Checkout Dude: Will plastic be all right today, sir?
Me: Sure
Checkout Dude: That will be 6.82, sir.
Me (taking out some cash): Will paper be all right today, sir?

An informal show of hands showed a landslide in favor of Cheetos Puffs.
No one tried to take a swig of my coconut water WITH PULP.

  I put out the Puffs with the Crunchy Cheetos that Cub had given me and invited the other players to have a snack, but everyone who wanted a snack stuck their hand in the Puffs bag. No offense to Cub’s mom, but in my opinion comparing crunchy Cheetos to Cheetos Puffs is like comparing beef jerky and prime rib. But don’t take my word for it, just please consider that I took home the entire bag of crunchy Cheetos, but only a quarter bag of the Puffs.

  I watched Dan and Knapp battle it out in the finals (Dan winning to take the $90 cash prize) and hung around chatting with the other players till 5 and then went home. Cub and Tim even got some videos of the players in action. Here is a montage where you can see me going down in flames to Dan followed by a couple of other games. All the videos are on Cub’s chess.com page. I wish they’d gotten a video of me winning a game, but I turned that into a 50/50 proposition by winning half my games. I’ve never seen myself play before and think I’d go nuts if I had to play somebody chomping their gum as much as I do!

=>

I've never seen myself play before. Pretty fidgety!
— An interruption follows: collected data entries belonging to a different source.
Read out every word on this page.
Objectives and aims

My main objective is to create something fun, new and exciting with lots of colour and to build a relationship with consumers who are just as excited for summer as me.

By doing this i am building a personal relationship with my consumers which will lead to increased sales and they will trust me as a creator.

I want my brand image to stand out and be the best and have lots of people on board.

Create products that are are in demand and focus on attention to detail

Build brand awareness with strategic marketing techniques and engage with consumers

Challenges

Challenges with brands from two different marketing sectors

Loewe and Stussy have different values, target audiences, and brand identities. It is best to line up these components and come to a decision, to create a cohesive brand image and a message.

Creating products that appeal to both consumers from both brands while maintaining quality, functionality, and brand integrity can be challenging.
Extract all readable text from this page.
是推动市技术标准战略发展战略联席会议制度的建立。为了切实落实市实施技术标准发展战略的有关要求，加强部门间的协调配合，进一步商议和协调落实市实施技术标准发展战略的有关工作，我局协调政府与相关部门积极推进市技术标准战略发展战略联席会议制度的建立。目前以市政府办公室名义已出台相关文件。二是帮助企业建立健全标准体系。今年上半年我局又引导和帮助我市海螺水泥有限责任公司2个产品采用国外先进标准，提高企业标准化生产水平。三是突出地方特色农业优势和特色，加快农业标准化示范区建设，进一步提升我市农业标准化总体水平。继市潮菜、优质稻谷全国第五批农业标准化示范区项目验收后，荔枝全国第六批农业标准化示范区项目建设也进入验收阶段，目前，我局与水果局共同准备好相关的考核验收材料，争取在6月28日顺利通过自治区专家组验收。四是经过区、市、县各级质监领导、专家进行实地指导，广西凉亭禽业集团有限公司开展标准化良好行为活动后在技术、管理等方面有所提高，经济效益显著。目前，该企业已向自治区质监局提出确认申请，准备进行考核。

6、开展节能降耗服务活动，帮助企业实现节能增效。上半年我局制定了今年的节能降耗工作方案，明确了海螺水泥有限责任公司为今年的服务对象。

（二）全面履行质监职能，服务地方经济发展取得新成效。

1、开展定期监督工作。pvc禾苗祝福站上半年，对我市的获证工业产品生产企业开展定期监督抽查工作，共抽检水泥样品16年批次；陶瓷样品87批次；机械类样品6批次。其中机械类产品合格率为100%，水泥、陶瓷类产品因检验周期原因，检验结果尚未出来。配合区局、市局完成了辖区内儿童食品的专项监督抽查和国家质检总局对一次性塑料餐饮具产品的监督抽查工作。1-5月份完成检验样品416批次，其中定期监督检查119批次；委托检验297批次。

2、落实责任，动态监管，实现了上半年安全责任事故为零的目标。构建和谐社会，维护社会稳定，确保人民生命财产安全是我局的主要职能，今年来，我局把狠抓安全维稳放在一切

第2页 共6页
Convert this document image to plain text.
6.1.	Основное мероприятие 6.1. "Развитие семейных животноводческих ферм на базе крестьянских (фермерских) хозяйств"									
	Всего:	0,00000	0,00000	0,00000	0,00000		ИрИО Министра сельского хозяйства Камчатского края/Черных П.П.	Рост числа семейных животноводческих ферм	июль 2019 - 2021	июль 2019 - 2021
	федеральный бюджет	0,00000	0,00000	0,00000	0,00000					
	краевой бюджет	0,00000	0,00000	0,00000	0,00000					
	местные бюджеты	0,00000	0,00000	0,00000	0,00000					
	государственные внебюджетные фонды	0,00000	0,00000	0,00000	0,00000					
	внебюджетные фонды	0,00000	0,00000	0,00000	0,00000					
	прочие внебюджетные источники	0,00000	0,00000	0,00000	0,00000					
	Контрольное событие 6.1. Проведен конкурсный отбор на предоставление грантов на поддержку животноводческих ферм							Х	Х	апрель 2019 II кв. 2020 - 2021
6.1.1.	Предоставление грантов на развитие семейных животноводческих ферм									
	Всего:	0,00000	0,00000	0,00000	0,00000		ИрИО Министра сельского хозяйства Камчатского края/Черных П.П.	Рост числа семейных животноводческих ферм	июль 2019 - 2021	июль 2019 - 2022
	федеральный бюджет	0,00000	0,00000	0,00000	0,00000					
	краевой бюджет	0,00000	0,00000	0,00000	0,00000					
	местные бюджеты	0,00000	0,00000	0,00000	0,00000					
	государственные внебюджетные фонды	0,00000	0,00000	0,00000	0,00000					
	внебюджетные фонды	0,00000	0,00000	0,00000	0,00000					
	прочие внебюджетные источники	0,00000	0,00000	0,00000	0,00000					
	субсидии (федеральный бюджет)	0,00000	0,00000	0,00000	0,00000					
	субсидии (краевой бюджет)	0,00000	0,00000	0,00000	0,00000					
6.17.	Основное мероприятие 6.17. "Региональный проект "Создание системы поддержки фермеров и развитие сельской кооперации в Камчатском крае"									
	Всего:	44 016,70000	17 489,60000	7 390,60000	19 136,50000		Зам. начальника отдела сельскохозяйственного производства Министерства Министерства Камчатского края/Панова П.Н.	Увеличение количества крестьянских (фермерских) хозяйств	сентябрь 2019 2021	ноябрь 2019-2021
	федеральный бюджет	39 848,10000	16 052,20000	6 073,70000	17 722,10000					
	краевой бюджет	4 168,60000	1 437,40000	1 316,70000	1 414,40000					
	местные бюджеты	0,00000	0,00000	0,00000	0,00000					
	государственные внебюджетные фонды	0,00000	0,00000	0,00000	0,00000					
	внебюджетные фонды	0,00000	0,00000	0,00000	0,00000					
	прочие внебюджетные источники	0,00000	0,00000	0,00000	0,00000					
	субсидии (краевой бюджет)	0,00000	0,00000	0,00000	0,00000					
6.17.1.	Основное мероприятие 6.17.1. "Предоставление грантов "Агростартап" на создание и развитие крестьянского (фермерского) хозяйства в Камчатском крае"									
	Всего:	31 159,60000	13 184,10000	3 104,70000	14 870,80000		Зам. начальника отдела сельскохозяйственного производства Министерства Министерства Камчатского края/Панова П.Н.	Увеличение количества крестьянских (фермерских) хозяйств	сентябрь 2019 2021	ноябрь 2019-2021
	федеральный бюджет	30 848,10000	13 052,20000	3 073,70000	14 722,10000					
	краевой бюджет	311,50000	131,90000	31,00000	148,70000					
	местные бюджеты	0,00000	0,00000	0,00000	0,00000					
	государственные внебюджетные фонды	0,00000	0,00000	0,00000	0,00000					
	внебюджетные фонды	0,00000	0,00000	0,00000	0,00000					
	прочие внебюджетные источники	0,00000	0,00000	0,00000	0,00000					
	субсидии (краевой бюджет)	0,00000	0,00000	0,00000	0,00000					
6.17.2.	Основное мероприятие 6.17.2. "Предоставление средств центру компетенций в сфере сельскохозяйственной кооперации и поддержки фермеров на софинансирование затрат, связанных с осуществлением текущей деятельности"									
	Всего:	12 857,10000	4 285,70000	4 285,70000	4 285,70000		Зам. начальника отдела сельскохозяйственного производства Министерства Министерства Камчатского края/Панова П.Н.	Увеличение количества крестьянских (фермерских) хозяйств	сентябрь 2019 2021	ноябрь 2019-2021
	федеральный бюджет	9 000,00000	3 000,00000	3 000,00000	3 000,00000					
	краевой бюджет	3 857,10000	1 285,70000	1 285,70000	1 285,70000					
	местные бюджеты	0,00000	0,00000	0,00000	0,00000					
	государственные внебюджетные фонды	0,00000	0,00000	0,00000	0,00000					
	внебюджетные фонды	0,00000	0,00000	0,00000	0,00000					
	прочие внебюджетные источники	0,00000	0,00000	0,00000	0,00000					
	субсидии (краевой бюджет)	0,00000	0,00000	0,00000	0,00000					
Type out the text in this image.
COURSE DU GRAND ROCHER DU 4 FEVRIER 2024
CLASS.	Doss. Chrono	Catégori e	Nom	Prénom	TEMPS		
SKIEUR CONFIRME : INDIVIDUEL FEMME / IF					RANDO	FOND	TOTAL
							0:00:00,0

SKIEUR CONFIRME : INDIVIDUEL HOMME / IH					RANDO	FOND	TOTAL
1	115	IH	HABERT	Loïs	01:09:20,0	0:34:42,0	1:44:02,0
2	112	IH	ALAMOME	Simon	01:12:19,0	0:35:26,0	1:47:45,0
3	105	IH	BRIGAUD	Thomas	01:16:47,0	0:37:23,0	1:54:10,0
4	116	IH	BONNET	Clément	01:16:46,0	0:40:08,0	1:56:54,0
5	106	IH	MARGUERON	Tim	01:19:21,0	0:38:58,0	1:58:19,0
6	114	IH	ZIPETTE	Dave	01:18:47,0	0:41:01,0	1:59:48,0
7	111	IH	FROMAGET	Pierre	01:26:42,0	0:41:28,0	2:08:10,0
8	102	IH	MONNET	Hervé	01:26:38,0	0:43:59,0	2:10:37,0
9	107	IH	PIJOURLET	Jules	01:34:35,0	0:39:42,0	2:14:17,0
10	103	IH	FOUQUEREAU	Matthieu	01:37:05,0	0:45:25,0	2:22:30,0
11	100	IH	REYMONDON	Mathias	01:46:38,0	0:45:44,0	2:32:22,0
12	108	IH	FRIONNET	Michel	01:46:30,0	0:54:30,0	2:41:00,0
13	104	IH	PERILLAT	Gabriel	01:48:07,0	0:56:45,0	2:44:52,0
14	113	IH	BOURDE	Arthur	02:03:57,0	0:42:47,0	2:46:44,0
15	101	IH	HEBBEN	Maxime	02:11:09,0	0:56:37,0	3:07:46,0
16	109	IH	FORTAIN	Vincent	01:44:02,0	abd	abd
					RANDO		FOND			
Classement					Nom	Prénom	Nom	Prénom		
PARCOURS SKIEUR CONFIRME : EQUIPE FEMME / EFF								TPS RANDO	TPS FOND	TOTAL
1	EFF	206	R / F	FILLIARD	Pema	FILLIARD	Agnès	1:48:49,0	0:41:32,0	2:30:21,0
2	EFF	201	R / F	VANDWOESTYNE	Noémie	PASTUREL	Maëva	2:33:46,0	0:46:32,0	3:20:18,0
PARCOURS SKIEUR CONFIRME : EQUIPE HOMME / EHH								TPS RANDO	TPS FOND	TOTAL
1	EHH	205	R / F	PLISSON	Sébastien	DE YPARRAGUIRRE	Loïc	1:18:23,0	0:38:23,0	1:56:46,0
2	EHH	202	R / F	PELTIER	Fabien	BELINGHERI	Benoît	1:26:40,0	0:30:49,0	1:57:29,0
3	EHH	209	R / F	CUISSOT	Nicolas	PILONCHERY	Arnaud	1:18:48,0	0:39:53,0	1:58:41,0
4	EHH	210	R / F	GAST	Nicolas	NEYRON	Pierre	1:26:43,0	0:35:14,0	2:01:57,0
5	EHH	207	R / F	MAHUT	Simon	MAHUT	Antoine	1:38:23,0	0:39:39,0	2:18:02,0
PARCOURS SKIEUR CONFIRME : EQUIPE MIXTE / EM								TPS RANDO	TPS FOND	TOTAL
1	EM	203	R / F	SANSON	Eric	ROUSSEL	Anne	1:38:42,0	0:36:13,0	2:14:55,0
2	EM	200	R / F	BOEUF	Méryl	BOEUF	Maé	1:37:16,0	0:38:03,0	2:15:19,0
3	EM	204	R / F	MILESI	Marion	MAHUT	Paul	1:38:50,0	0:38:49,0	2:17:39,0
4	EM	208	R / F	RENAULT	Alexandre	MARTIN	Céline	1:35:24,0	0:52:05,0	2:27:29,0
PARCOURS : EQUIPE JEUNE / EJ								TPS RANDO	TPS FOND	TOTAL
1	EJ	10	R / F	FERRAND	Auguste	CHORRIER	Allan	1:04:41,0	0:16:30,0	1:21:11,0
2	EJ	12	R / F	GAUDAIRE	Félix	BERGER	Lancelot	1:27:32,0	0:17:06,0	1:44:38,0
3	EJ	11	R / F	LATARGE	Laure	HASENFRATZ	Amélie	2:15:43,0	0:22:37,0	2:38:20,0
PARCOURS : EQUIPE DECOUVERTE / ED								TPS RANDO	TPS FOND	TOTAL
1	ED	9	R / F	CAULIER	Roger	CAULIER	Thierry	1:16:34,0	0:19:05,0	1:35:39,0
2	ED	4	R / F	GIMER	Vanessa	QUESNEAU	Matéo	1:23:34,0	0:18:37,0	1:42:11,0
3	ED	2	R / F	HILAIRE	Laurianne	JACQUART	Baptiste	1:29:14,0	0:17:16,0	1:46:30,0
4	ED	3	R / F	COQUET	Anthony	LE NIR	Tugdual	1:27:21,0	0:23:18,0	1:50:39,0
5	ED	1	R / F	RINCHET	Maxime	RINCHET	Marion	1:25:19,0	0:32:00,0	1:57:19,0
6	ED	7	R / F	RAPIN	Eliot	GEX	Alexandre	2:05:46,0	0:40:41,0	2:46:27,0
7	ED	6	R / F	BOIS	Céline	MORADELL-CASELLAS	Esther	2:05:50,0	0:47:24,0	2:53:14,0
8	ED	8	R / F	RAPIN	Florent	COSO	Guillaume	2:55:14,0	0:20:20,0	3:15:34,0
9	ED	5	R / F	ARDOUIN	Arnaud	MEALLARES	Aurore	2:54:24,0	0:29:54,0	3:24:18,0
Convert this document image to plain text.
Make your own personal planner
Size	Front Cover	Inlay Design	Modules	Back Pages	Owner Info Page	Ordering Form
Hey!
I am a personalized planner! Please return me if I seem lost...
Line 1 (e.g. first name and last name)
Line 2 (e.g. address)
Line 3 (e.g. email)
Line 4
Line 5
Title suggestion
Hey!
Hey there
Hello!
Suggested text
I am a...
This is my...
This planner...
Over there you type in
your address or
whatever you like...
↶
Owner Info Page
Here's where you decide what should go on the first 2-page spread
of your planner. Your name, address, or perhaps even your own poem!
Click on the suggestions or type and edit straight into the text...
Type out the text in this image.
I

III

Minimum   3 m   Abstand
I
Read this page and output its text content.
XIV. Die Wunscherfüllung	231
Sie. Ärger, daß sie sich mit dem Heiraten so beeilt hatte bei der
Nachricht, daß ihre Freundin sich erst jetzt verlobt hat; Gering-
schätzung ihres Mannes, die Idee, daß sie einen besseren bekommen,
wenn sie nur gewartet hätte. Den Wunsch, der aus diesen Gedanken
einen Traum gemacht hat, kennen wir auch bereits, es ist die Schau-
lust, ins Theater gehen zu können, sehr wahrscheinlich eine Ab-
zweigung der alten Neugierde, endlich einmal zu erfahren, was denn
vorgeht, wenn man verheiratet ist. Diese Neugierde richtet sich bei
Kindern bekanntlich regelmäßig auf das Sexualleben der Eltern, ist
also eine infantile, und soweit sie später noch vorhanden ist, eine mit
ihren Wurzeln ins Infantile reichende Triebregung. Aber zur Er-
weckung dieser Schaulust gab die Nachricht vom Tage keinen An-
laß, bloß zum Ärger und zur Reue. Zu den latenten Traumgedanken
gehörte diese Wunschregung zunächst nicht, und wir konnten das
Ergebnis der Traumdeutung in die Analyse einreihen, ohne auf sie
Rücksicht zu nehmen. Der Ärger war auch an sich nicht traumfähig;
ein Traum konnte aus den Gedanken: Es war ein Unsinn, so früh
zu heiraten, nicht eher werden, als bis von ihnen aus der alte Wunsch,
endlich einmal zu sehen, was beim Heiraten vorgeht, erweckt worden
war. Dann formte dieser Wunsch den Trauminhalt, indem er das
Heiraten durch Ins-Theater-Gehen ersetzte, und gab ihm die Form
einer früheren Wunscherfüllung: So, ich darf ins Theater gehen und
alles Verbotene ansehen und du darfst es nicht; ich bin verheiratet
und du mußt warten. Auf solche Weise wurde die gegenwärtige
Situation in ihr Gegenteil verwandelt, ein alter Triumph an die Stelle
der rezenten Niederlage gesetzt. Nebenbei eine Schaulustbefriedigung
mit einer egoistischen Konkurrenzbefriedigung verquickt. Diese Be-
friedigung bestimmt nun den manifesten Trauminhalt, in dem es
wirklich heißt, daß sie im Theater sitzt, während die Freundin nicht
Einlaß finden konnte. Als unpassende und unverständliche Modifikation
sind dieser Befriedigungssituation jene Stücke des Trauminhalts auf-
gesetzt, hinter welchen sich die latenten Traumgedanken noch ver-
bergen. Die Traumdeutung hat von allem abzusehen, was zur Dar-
  Big Money Blitz was a lot of fun and a great tournament, mainly because of Cub and Tim’s innovative thinking. I got to play 22 games (some against the best players in the area) in 4 and a half hours for just $10. I’m sure some players stayed away because they don’t think 5 minutes a side is 'real' chess, but they missed out. 5 minutes is a lot of time for a game and the chess was as much fun and just as cutthroat as any I’ve ever played. In an age where innovation seems measured by how many people a government can get to believe it’s cutting their deficit at the same time it is borrowing $5,000 per year for every man, woman, and child in the country, it’s nice to see some really creative thinking and I'm looking forward to their next tournament.